Once you've done the rebased averages for each company that's going to leave you with 4 data series, which represent the market as a whole. you then need to do the averages of the averages, which will tell you when of the 4 options is best to execute a buy or sell order as presumably you'll see something like in the second half an hour of trading the price is generally X% higher.
So, you'll be able to draw some initial conclusions - the final thing I would recommend doing is measure the strength of relationship of each data series. To do this just calculate the standard deviation for the differences between series 2, 3 and 4 and series 1. (so for each of the 3 create a new series which is =(series X - series 1). The higher the standard deviation the weaker your relationship. For reference 1 st dev each side contains about 60% of observations. Once you have the St dev you can do a hypothesis test, which will tell you: Statistically you can say with XX% certainty that series X will be higher/lower than series 1".
Once you've got the standard deviations I can help you with that. Use the =STDEV function to calc the standard devs. Make sure you do all the calcs using the rebased series otherwise it'll give you a load of gobbledeegook.
The hardest thing is going to be pulling the 30 minute interval series out of bbg. You want to have a look in the help file for the excel addin to see how to do that. I know it can be done I just don't know the exact formula.

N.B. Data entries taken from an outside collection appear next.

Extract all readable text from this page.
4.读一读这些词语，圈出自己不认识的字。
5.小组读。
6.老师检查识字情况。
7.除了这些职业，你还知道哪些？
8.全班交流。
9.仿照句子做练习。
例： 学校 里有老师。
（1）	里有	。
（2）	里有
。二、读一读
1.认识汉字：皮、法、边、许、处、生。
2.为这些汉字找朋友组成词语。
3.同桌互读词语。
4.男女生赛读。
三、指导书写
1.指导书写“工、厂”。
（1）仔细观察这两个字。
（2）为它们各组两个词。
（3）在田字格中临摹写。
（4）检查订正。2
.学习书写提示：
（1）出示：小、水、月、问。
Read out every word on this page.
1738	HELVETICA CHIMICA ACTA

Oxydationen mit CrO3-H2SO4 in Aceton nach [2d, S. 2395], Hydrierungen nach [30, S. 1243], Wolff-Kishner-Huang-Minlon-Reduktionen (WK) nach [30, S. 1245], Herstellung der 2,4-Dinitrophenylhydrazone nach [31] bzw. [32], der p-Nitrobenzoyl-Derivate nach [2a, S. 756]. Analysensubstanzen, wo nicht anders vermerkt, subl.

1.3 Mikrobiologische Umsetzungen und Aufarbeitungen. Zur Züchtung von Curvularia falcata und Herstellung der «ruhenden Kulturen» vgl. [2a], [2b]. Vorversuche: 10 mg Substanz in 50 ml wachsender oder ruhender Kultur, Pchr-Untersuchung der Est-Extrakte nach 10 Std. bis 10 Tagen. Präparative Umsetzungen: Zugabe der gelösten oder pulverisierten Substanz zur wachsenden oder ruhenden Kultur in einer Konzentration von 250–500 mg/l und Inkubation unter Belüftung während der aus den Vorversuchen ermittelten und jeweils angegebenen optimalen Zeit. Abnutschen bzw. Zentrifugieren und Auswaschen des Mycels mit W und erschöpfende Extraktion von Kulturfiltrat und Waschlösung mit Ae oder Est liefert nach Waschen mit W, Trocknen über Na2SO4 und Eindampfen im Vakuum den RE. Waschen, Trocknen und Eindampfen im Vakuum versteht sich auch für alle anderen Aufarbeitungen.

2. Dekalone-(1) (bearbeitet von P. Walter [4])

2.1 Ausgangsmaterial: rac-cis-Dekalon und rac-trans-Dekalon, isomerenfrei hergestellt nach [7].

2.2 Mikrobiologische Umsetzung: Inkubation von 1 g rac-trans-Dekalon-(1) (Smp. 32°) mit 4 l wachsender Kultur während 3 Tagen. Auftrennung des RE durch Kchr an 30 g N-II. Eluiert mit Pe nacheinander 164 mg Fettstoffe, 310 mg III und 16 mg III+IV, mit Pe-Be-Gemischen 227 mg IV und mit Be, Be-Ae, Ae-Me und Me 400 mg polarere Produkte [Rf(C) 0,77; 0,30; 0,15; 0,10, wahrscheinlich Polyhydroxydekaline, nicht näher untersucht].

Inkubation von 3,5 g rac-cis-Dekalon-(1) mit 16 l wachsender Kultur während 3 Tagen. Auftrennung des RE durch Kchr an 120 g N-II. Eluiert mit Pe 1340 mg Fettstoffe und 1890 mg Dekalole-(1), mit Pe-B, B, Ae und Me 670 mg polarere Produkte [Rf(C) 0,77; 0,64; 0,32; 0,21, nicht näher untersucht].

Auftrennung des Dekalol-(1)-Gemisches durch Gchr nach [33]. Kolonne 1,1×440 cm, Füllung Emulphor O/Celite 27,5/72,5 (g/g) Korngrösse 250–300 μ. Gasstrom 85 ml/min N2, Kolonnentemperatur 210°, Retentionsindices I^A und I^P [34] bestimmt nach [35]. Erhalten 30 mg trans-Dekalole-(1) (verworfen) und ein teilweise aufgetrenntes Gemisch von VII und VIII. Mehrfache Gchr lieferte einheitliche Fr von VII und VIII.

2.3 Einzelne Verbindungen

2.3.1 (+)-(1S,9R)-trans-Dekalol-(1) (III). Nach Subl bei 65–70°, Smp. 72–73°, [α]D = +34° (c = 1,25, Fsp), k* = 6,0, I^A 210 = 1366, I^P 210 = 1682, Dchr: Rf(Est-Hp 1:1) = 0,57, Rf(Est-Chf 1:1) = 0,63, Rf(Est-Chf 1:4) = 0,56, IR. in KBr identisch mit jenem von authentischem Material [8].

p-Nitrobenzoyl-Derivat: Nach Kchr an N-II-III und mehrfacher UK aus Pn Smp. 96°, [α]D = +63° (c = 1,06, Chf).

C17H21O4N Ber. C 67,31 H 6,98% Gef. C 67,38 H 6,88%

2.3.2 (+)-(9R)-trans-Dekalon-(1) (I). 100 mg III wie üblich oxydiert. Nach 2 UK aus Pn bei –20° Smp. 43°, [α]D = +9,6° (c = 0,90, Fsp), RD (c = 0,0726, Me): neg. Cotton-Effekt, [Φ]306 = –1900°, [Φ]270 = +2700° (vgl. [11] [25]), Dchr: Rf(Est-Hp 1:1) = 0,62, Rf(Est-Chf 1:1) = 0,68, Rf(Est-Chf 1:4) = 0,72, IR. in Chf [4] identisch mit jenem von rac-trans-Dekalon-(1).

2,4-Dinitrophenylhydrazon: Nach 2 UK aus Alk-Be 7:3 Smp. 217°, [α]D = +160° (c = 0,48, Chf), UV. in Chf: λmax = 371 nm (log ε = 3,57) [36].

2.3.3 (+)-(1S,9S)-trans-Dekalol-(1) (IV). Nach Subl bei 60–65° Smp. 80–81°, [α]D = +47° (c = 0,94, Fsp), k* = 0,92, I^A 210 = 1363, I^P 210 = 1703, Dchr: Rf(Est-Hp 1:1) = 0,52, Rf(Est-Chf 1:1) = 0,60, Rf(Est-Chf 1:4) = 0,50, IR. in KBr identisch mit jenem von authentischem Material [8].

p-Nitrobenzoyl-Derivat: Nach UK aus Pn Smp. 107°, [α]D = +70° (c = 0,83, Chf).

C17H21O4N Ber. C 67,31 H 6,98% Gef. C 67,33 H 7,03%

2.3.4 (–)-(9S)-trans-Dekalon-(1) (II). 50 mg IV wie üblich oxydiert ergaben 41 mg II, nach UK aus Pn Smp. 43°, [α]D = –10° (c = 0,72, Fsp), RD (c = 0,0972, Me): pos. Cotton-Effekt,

Use the wizard for the bbg stuff, otherwise it'll be a headache. In terms of getting it all to fit in excel, it might not be a bad idea to do the following:
- don't use the entire sp500, instead take the 50 biggest, the 50 smallest and the 100 middle range. That will reduce the companies to 200, which means you can fit them horizontally across the page (excel max = 255) so that the data series flow downwards
- then use 1 worksheet for each data series, which means all your raw data will fit onto 4 sheets
- use a 5th sheet for the analytics
Probably the neatest way of doing it.